I decided my best defense was to take the offense.

“Well, look, Derrick,” I said. “I don’t know what they’ve told you about me. And I don’t know what you thought you saw out there, either. But I can assure you, it wasn’t magic.”

He raised both golden blond eyebrows. “What wasn’t?”

“What you saw. First of all, I would never, ever cast a spell on someone without their consent. At least, not anymore. Spells cast as a juvenile shouldn’t count, in my opinion.”

The eyebrows went up even more, but before he had a chance to say anything, I barreled on.

“I ordered that dress with Margo Dunleavy in mind, and the shawl, too.” I rubbed my knuckles, remembering how I’d been up sewing on the crystals until well after midnight, knowing Mrs. Dunleavy would be coming in today. My joints were still a little sore. “She’s the mayor’s wife. This town is having a ball to celebrate its Tricentennial—”

“Yes, I noticed. The banners hanging from every single streetlamp were hard to miss.”

But he didn’t say it in an admiring way. He deadpanned it, the corners of his mouth turned up into a smirk.

I thought I knew what he was thinking—or what a rational person would be thinking, anyway. I forgot for a moment that WCW members aren’t rational.

“Yeah,” I said. “I know. And, for the record, I, too, am against celebrating the three hundredth anniversary of the theft of land from its indigenous people.”

When his eyebrows only furrowed at this, I went on, quickly, “But the town council decided that if we threw a Tricentennial Festival the weekend of Halloween, complete with a ball in the village square, people would show up, and we’d make a lot of money. And it turns out they were right—tickets for the ball are two hundred dollars a pop, and they’re selling fast. Mrs. Dunleavy out there is the one who proposed that the sales go to West Harbor schools’ arts and music departments instead of beautifying the beach near the Yacht Club.” I tried to keep the self-satisfaction out of my voice over this turn of events, since Rosalie Hopkins was the one who’d made the Yacht Club beach proposal. “But that’s how Margo Dunleavy is—she goes out of her way to do kind things for people. She doesn’t even have kids! That’s why I thought it would be nice if she had something really spectacular to wear to the ball. But I don’t cast glamours on my customers. Ever. So you can go back and tell the Council they’re wasting their time. I haven’t broken their rules.”

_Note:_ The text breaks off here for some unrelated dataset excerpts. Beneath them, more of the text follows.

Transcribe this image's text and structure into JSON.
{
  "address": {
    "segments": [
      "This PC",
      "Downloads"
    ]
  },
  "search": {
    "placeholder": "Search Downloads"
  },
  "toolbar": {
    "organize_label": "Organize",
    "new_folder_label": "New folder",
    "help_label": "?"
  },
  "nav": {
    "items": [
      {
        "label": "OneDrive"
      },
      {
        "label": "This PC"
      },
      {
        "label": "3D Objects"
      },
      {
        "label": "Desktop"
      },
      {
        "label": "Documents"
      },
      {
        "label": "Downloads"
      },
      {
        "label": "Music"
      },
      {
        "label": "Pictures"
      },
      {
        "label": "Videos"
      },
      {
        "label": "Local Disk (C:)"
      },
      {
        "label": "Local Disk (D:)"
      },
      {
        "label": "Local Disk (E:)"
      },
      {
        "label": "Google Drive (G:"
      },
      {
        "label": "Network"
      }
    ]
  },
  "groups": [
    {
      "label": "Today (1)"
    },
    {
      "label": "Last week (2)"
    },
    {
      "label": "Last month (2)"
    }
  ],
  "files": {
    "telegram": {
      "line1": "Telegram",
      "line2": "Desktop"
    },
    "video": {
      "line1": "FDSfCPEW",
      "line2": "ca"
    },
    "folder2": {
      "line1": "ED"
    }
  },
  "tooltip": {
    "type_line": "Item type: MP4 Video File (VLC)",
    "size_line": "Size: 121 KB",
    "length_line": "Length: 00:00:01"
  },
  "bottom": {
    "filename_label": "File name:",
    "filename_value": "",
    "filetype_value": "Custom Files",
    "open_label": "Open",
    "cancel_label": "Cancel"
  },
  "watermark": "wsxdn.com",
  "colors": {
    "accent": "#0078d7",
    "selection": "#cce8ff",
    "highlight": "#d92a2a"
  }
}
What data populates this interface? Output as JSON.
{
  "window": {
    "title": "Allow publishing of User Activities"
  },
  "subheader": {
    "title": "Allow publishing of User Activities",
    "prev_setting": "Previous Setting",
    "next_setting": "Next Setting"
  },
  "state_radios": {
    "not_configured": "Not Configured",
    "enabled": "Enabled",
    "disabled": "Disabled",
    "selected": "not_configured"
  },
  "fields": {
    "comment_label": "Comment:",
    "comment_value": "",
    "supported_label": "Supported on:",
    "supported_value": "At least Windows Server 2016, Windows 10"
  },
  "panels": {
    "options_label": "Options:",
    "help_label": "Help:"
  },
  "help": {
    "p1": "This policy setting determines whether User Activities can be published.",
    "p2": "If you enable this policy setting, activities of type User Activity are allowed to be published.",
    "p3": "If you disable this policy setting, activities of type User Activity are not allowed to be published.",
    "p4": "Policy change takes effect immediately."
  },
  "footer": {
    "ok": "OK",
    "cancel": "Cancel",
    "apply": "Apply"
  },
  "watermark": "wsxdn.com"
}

Satisfied I’d put him in his place, I leaned back in my chair and thought about rewarding myself with a miniature Snickers bar, but decided it wouldn’t be dignified.

“Well,” Derrick replied, slowly. “That’s all good to know. But that’s not why I’m here.”

“Really?” I was shocked. From what I’d read on the various spellworking message boards I belonged to, the WCW was always sticking its nose where it wasn’t needed, much less wanted. “Why are you here, then?” Suddenly realization hit, and I slammed both my hands down on either side of the pile of bras and pushed myself up to my feet. “Wait a minute. You can’t be telling me I’m on the Council’s shit list for something I did more than a decade ago, when I was only a teenager?”